While the long-term impacts of the BP oil spill in the Gulf of Mexico and subsequent drilling moratorium are still in question, distributors and manufacturers reported positive and negative short-term impacts on business.

Clean-up efforts spurred a jump in hose sales for some NAHAD businesses, while others lost as much as half their business related to offshore drilling. Tom Paff, president of Campbell Fittings in Pennsylvania, reported a slight bump in orders related to oil spill clean-up efforts. Down in Houston, NAHAD member Dan Ahuero, president of GHX Industrial, LLC, said offshore drilling business was down 50 percent compared with last year, but sales in the oil and gas segment overall have increased 20 percent.

Beyond the oil spill's impact on sales, members see the promise of possible future benefits. Paff said after such disasters there is a tendency for a "knee-jerk reaction," as was the case after the oil spill in the form of the deepwater drilling moratorium. Yet over time businesses may react to the spill by searching for more reliable products to sell to oil companies.

"Overall, there's a keen high now on safety across the board," said Sam Petillo, North American Marketing Manager Goodyear Engineered Products-Veyance Technologies. "Whenever there's a highly publicized accident or spill, it always makes the drilling governing bodies in that industry question the safety and viability of safety products used."

NAHAD's Hose Safety Institute provides such references to assist distributors, manufacturers and end-users with performance standards to select the right hose assemblies.

Reported safety issues that may have led to the oil spill have resulted in a heightened awareness of quality products, including those made by NAHAD manufacturers, said Curtis Sprague, president of Branham Corp., Mersco division in Tennessee.

"It appeared that there were a lot of safeguards that were not followed," Sprague said about the oil spill.

Already, some NAHAD business owners are seeing a high demand for products, although partly the result of a recovery from the recession. Ahuero said his company is putting its focus on building inventory to meet this demand.

"Worldwide there is a shortage of hoses and raw material to make those hoses," Ahuero said. "Manufacturers and distributors reduced inventories because of the recession and then 2010 came back stronger than anyone predicted. Plants are still trying to catch up with demand."

However, some of this demand may not be reaching its full potential as many of the oil companies moved their drilling rigs and equipment to areas outside of the United States' Gulf Coast, Ahuero said. 

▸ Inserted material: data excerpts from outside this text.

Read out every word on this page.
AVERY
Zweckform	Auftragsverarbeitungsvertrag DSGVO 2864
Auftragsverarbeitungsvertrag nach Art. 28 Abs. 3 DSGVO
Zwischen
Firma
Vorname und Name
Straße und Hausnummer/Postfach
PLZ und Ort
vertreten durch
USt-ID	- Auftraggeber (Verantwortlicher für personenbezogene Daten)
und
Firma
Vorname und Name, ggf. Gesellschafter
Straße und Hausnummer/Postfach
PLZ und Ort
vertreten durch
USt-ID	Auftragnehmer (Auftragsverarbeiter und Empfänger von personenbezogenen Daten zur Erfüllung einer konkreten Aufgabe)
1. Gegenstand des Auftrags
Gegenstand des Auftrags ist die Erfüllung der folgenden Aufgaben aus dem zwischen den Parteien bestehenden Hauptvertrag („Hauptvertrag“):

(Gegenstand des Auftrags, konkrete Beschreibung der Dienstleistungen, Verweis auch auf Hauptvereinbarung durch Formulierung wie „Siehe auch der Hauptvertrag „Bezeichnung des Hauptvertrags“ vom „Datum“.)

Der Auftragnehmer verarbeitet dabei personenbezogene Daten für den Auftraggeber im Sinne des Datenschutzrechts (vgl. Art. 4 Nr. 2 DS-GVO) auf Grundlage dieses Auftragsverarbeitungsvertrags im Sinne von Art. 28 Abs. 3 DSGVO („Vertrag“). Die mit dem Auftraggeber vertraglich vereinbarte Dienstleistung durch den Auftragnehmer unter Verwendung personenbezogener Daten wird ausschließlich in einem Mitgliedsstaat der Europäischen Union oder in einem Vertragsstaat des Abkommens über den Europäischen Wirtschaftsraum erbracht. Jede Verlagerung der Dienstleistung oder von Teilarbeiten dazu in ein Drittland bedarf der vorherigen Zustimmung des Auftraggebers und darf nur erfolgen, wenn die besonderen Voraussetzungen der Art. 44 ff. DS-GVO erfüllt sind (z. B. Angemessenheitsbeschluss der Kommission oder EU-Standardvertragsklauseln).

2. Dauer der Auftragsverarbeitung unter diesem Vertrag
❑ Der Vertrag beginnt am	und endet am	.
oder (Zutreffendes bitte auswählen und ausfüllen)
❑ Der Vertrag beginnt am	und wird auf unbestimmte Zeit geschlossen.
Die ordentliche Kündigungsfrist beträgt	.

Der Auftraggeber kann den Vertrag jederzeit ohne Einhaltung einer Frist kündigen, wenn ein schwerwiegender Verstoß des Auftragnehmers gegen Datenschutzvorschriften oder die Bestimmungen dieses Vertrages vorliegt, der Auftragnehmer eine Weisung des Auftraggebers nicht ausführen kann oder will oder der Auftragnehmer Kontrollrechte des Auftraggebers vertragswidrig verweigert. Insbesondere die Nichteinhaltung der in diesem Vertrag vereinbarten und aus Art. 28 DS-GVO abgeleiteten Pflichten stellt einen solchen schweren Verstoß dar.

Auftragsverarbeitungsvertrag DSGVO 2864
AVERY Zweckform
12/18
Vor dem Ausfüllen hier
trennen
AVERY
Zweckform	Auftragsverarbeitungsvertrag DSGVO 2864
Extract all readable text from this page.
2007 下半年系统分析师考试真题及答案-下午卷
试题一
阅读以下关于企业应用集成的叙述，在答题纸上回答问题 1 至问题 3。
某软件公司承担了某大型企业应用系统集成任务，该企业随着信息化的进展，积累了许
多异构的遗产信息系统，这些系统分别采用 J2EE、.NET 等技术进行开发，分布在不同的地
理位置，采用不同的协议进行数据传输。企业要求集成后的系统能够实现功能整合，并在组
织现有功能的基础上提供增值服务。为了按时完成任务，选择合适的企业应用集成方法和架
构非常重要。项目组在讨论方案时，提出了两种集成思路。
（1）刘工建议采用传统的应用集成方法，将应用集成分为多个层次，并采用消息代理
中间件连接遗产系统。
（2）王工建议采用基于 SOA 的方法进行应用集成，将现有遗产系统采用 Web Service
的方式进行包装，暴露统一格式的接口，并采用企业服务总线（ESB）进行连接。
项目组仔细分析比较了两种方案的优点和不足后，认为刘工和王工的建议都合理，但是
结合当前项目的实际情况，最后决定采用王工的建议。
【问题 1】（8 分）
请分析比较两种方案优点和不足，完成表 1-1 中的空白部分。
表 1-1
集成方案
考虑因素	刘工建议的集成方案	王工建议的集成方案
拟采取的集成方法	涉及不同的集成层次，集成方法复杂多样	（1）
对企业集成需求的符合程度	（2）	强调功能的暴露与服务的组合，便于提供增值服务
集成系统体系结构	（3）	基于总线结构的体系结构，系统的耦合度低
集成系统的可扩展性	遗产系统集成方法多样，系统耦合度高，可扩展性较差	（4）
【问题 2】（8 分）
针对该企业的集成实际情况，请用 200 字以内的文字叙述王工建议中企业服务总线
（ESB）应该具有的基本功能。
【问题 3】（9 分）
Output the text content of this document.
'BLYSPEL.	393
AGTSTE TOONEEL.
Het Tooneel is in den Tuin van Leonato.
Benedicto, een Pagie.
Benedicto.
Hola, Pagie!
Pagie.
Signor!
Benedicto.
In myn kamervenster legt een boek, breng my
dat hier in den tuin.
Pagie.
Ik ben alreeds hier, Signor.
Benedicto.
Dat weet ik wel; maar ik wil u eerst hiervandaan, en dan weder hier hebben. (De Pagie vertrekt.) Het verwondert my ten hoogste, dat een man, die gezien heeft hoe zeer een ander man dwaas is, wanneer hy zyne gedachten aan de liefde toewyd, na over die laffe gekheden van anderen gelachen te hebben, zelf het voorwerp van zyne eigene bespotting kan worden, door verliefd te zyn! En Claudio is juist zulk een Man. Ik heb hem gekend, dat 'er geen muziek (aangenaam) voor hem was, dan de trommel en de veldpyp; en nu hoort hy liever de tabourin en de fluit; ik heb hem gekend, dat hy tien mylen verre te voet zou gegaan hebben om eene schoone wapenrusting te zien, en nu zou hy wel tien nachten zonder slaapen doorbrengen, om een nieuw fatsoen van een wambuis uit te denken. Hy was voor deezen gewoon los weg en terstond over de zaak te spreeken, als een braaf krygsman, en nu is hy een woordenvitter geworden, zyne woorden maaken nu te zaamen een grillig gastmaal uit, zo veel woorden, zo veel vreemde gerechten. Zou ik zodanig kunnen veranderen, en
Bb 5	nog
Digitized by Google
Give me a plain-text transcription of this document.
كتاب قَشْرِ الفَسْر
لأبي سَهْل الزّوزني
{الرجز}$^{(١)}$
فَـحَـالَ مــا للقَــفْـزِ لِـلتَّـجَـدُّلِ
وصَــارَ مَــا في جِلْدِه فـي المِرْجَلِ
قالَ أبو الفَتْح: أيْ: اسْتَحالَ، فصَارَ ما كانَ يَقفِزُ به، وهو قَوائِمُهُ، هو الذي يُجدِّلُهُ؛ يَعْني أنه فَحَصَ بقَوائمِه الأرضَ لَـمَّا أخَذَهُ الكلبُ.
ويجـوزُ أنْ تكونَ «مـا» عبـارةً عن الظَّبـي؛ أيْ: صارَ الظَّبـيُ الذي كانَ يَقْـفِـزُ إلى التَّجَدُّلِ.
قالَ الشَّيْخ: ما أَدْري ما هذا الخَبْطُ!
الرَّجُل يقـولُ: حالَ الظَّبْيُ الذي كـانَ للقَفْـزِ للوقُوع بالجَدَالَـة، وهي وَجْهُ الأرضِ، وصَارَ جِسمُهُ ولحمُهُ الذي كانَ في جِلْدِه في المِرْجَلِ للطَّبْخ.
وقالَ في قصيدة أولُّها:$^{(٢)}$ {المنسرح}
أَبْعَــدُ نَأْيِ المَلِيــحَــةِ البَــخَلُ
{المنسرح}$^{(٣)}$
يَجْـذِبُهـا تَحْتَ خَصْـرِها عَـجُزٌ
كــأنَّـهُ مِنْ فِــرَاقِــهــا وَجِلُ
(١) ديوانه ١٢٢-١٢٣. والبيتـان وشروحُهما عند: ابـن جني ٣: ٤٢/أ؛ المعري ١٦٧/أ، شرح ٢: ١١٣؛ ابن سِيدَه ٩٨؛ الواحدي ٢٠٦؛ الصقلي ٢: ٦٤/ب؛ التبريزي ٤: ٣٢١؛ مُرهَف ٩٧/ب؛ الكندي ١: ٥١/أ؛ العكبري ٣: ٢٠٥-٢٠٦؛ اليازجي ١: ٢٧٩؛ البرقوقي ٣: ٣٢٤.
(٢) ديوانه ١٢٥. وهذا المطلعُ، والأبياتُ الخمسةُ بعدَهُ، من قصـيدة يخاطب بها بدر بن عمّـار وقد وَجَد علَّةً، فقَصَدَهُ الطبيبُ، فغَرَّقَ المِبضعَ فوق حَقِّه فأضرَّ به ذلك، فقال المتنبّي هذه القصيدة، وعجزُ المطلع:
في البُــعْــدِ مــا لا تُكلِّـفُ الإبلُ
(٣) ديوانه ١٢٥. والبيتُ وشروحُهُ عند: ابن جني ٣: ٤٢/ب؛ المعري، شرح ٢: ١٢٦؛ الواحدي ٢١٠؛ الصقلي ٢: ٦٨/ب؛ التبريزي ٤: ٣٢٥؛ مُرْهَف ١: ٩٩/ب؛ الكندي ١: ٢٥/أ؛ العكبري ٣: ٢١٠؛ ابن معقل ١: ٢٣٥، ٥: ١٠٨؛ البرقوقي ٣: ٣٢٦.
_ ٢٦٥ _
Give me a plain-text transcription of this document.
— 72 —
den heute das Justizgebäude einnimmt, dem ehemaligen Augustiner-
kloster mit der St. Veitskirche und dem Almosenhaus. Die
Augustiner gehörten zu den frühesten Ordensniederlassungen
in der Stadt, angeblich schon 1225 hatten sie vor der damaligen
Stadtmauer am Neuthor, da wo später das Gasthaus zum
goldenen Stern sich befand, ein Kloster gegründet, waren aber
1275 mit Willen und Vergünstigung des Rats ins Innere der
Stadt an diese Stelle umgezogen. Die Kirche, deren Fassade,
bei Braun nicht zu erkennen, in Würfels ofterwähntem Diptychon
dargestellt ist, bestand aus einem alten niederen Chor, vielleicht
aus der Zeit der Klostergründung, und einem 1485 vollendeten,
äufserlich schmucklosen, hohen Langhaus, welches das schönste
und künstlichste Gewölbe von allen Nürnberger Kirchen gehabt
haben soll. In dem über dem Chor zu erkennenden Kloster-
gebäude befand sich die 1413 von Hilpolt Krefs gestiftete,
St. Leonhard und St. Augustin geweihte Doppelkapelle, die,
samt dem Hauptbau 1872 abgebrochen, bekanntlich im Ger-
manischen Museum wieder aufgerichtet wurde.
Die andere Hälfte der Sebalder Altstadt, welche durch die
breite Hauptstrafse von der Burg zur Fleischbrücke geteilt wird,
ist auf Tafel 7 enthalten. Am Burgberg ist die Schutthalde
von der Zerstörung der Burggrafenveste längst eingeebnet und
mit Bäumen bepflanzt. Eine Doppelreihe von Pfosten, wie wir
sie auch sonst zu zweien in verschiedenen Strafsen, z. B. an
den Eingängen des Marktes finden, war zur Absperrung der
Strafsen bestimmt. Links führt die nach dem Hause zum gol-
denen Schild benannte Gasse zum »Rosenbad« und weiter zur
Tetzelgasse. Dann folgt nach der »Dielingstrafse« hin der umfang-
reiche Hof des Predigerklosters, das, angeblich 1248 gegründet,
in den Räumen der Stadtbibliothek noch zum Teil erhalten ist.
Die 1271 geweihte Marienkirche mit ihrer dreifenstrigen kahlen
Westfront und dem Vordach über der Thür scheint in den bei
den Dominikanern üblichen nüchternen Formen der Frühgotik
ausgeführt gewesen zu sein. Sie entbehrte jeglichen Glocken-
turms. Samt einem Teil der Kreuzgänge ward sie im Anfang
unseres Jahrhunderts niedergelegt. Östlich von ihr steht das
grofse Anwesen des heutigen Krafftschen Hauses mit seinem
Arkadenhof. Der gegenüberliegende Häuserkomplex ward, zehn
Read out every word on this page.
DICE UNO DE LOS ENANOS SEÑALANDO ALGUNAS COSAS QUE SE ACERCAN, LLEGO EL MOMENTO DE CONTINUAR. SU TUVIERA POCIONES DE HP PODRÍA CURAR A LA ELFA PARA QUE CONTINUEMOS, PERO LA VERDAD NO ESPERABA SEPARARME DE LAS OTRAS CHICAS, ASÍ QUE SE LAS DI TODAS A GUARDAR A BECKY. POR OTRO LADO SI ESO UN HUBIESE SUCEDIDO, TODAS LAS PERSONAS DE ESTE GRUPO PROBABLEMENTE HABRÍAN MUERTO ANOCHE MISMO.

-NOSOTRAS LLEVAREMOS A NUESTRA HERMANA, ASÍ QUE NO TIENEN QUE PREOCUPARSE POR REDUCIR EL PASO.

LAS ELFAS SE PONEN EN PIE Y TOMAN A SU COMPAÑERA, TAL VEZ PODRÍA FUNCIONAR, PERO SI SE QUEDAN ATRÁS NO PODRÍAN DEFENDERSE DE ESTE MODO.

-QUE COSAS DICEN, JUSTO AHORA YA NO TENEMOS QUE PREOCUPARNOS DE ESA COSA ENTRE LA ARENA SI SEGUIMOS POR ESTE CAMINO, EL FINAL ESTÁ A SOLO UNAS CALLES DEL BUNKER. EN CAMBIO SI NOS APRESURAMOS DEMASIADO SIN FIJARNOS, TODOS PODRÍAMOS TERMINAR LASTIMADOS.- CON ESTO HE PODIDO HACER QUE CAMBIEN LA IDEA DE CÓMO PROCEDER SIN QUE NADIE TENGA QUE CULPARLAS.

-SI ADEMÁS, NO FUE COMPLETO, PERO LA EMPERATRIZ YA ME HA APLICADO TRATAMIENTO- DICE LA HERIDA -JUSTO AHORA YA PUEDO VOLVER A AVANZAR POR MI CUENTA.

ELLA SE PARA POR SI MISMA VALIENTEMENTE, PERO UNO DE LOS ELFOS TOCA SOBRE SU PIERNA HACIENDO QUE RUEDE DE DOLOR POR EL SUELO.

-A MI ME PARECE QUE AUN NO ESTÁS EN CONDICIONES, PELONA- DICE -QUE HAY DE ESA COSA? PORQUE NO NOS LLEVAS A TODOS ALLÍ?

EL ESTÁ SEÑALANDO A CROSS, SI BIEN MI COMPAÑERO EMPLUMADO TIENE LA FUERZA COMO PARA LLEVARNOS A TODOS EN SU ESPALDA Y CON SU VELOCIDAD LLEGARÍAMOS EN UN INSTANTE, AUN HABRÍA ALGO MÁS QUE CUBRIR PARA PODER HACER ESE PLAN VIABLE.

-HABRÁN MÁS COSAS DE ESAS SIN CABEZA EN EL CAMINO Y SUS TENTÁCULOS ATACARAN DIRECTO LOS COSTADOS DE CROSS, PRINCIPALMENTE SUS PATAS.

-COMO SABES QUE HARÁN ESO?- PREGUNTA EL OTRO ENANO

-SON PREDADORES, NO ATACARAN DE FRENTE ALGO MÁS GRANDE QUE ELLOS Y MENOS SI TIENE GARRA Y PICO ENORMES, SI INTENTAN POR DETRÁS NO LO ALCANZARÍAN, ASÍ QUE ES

"The unknown is will they bring their rigs back into the Gulf of Mexico," he said. "They're now able to buy products and services from other parts of the world."

Despite some competition, Petillo said he believes NAHAD members will see benefits from the oil spill's resulting demand for safe and reliable products.

"We don't like to say that we will benefit from accidents, but there is a deeper focus on the safety of hose products," Petillo said. "It helps quality manufacturers sell products when there's a real drive to purchase them besides just buying on price."